All Gen-X snark aside - and I don't mean to make light of how scary and frustrating it is to have one's business repeatedly burgled - I was stunned to read Ms. Braus's suggestion of using public funds to add yet another layer of violence and surveillance to poor and struggling people's lives.

Not only is having roving gangs of private-security rent-a-cops a frightening idea for anyone remotely interested in civil liberties, it actively ignores real solutions to property crime.

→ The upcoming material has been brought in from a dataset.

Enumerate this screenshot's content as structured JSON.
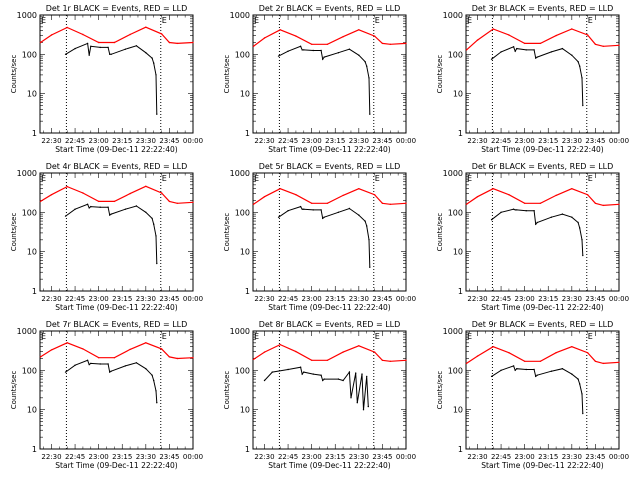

More people on the streets brandishing weapons, more incarceration, and furthering the divide between “us” and “them” (people who own property versus people who are struggling with poverty, homelessness, and drug addiction) do nothing to reduce crime. They only temporarily moves “criminals” out of the realm of property owners. A better solution is to use public funds to meet people's basic needs.

Countless essays and books detail both the daily terrors inflicted on poor people in the name of “law and order” and examine proven methods for reducing property crime by implementing stronger, universal social supports. Ms. Braus doesn't have to go too far to find these essays and books. They're lining the shelves of her store.